Le réflexe naturel est de chercher une équivalence : "je gagne X en Europe, je dois donc demander au moins la moitié de X pour que ça vaille le coup." Ce raisonnement ignore une réalité simple : le pouvoir d'achat local ne se calcule pas par conversion de devise, il se calcule par rapport au coût de la vie sur place — loyer, transport, école, santé (nous détaillons un budget réel dans notre article sur les trois premiers mois à Abidjan).
Il y a aussi une part de prudence légitime : sans garantie de revenu stable, revenir est un pari risqué, surtout avec une famille. La prétention salariale haute est souvent moins une exigence de confort qu'une manière de sécuriser la décision.

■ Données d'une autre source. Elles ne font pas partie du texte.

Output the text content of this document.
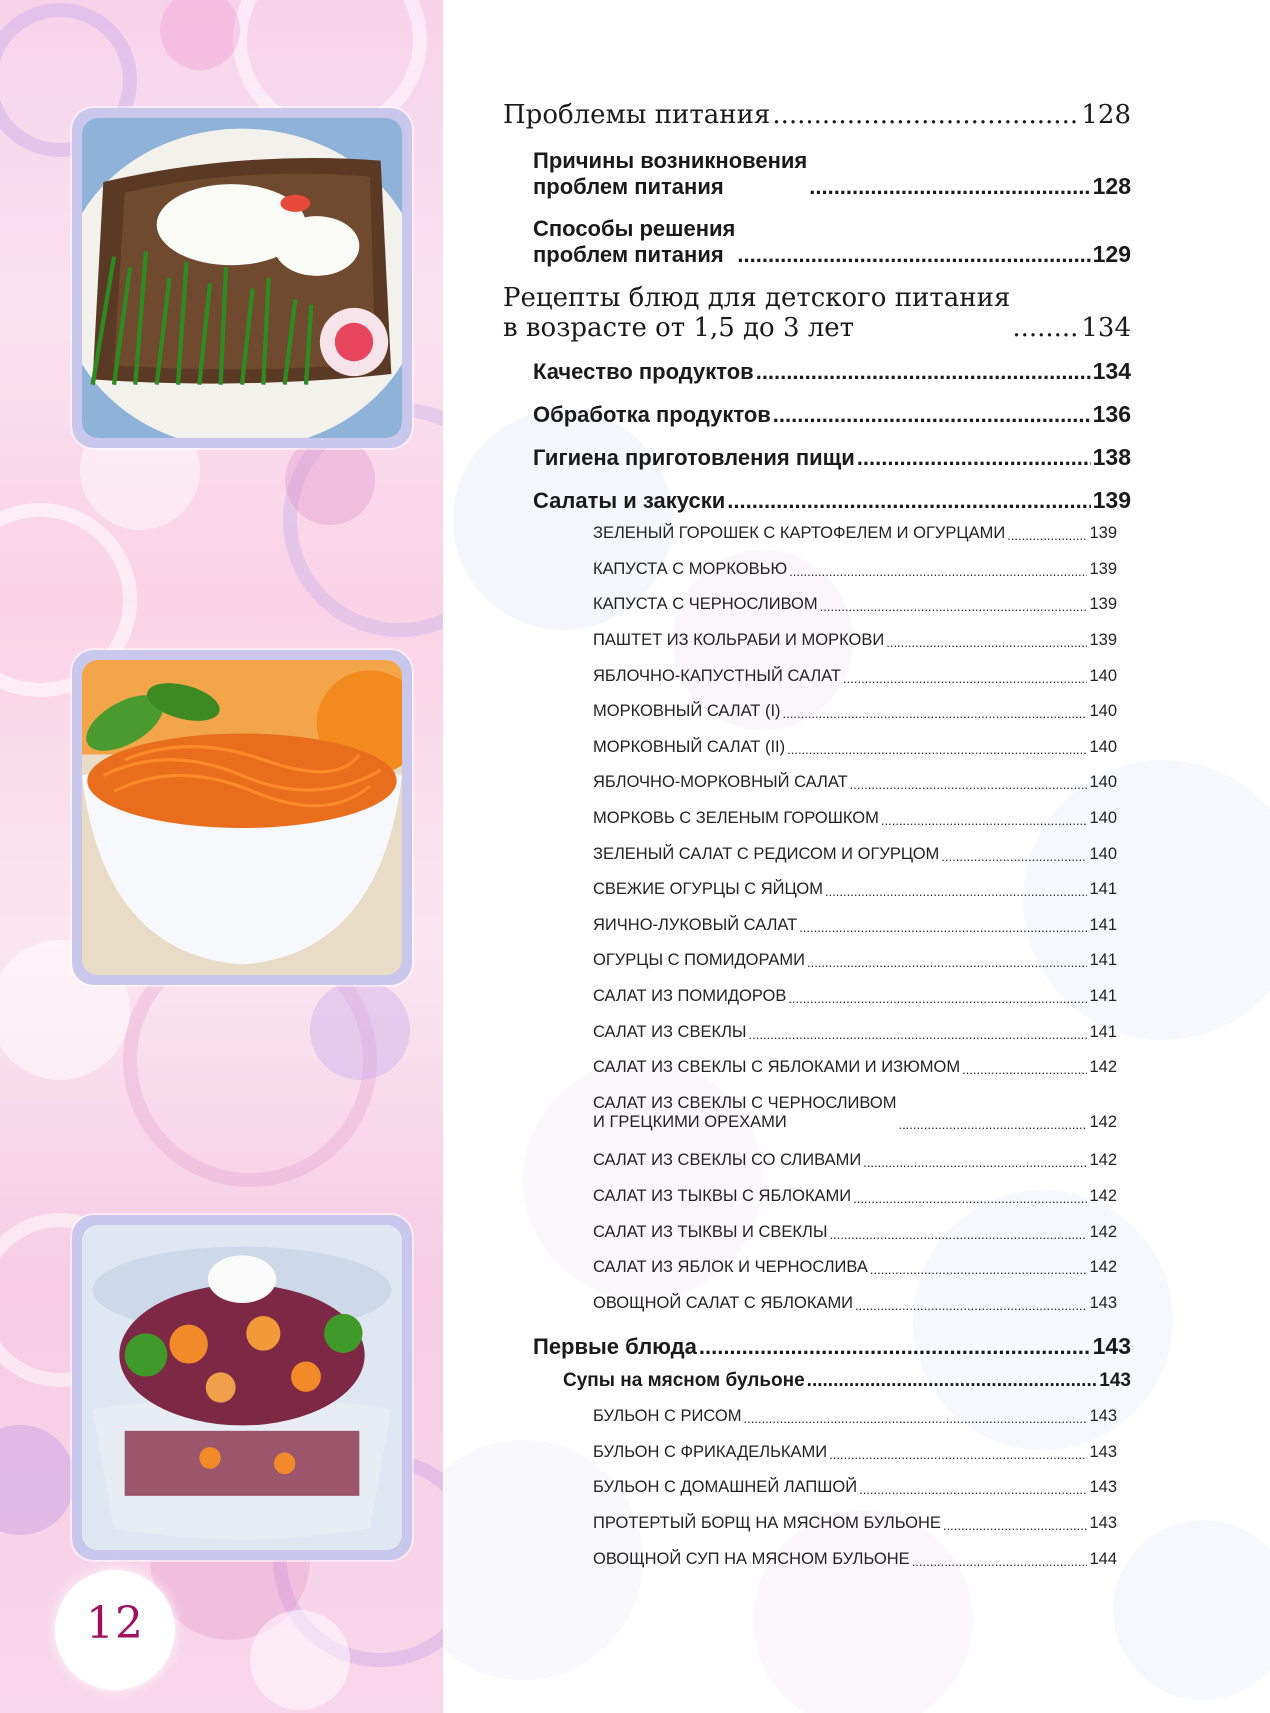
12
Проблемы питания .....	128
Причины возникновения
проблем питания .....	128
Способы решения
проблем питания .....	129
Рецепты блюд для детского питания
в возрасте от 1,5 до 3 лет .....	134
Качество продуктов .....	134
Обработка продуктов .....	136
Гигиена приготовления пищи .....	138
Салаты и закуски .....	139
ЗЕЛЕНЫЙ ГОРОШЕК С КАРТОФЕЛЕМ И ОГУРЦАМИ .....	139
КАПУСТА С МОРКОВЬЮ .....	139
КАПУСТА С ЧЕРНОСЛИВОМ .....	139
ПАШТЕТ ИЗ КОЛЬРАБИ И МОРКОВИ .....	139
ЯБЛОЧНО-КАПУСТНЫЙ САЛАТ .....	140
МОРКОВНЫЙ САЛАТ (I) .....	140
МОРКОВНЫЙ САЛАТ (II) .....	140
ЯБЛОЧНО-МОРКОВНЫЙ САЛАТ .....	140
МОРКОВЬ С ЗЕЛЕНЫМ ГОРОШКОМ .....	140
ЗЕЛЕНЫЙ САЛАТ С РЕДИСОМ И ОГУРЦОМ .....	140
СВЕЖИЕ ОГУРЦЫ С ЯЙЦОМ .....	141
ЯИЧНО-ЛУКОВЫЙ САЛАТ .....	141
ОГУРЦЫ С ПОМИДОРАМИ .....	141
САЛАТ ИЗ ПОМИДОРОВ .....	141
САЛАТ ИЗ СВЕКЛЫ .....	141
САЛАТ ИЗ СВЕКЛЫ С ЯБЛОКАМИ И ИЗЮМОМ .....	142
САЛАТ ИЗ СВЕКЛЫ С ЧЕРНОСЛИВОМ
И ГРЕЦКИМИ ОРЕХАМИ .....	142
САЛАТ ИЗ СВЕКЛЫ СО СЛИВАМИ .....	142
САЛАТ ИЗ ТЫКВЫ С ЯБЛОКАМИ .....	142
САЛАТ ИЗ ТЫКВЫ И СВЕКЛЫ .....	142
САЛАТ ИЗ ЯБЛОК И ЧЕРНОСЛИВА .....	142
ОВОЩНОЙ САЛАТ С ЯБЛОКАМИ .....	143
Первые блюда .....	143
Супы на мясном бульоне .....	143
БУЛЬОН С РИСОМ .....	143
БУЛЬОН С ФРИКАДЕЛЬКАМИ .....	143
БУЛЬОН С ДОМАШНЕЙ ЛАПШОЙ .....	143
ПРОТЕРТЫЙ БОРЩ НА МЯСНОМ БУЛЬОНЕ .....	143
ОВОЩНОЙ СУП НА МЯСНОМ БУЛЬОНЕ .....	144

Le recruteur local : une grille qu'il ne peut pas dépasser
Vu depuis un cabinet de recrutement ou une DRH à Dakar ou Abidjan, la même demande ressemble à un décalage complet avec le marché. Les cabinets spécialisés dans le recrutement de profils diaspora le constatent régulièrement : les prétentions salariales des candidats venant d'Europe sont souvent calées sur des grilles hors d'Afrique, sans lien avec les pratiques locales[1].
Une entreprise locale, même une filiale de groupe international, a une grille salariale contrainte par son marché : ses concurrents, ses actionnaires, ses autres employés. Payer un candidat revenant d'Europe deux ou trois fois le salaire d'un collègue local au même poste crée un problème RH immédiat — et souvent, un refus net.
Le sujet est d'autant plus délicat que la question de la prétention salariale reste un moment embarrassant de l'entretien, des deux côtés[1] : le candidat n'ose pas donner un chiffre trop bas de peur de se sous-vendre, le recruteur n'ose pas dire franchement que le chiffre annoncé est hors marché.
Pourquoi ce blocage n'est pas une fatalité
Le problème n'est pas que les deux parties soient déraisonnables. C'est qu'elles négocient avec deux référentiels différents, sans les rendre explicites :
- Le candidat raisonne en équivalence de pouvoir d'achat avec l'Europe, alors qu'il devrait raisonner en coût de la vie local réel.
- Le recruteur raisonne en grille interne, sans toujours valoriser ce qu'apporte réellement un profil formé et expérimenté à l'international : maîtrise de méthodologies, autonomie, capacité à structurer, réseau.
Les postes où ce blocage se dénoue le mieux sont ceux à forte valeur ajoutée directe et rare sur le marché local : finance et contrôle de gestion aux standards internationaux, tech senior, direction de projet, postes dans les institutions internationales, les banques régionales ou le secteur pétrolier et gazier — des secteurs où les grilles locales sont elles-mêmes déjà alignées sur des standards plus élevés[2][3].
Ce que la diaspora peut faire avant de négocier
Se renseigner sur les fourchettes réelles par secteur et par poste avant l'entretien, pas pendant. C'est tout l'objet de nos deux prochains articles, où nous publions les fourchettes salariales par métier à Dakar et à Abidjan, construites à partir des offres que nous trions chaque semaine et de sources de marché vérifiables.
Se renseigner aussi sur le coût de la vie réel sur place — pas une estimation approximative, mais un budget poste par poste. C'est ce que nous détaillons pour Abidjan dans un troisième article.
Ce que les recruteurs pourraient faire différemment
Être transparents plus tôt dans le processus sur la fourchette du poste, plutôt que de la découvrir en fin d'entretien. Et distinguer, dans leur grille, les postes où l'expérience internationale a une valeur de marché réelle — parce qu'elle réduit un risque ou comble un manque de compétences local — de ceux où elle n'en a pas.
Ce sujet, nous le vivons des deux côtés chez Terrenate : nous parlons chaque semaine à des personnes de la diaspora qui hésitent à rentrer faute de visibilité, et nous trions les offres publiées par des recruteurs à Dakar et Abidjan. C'est cette double vue qui nourrit ce blog.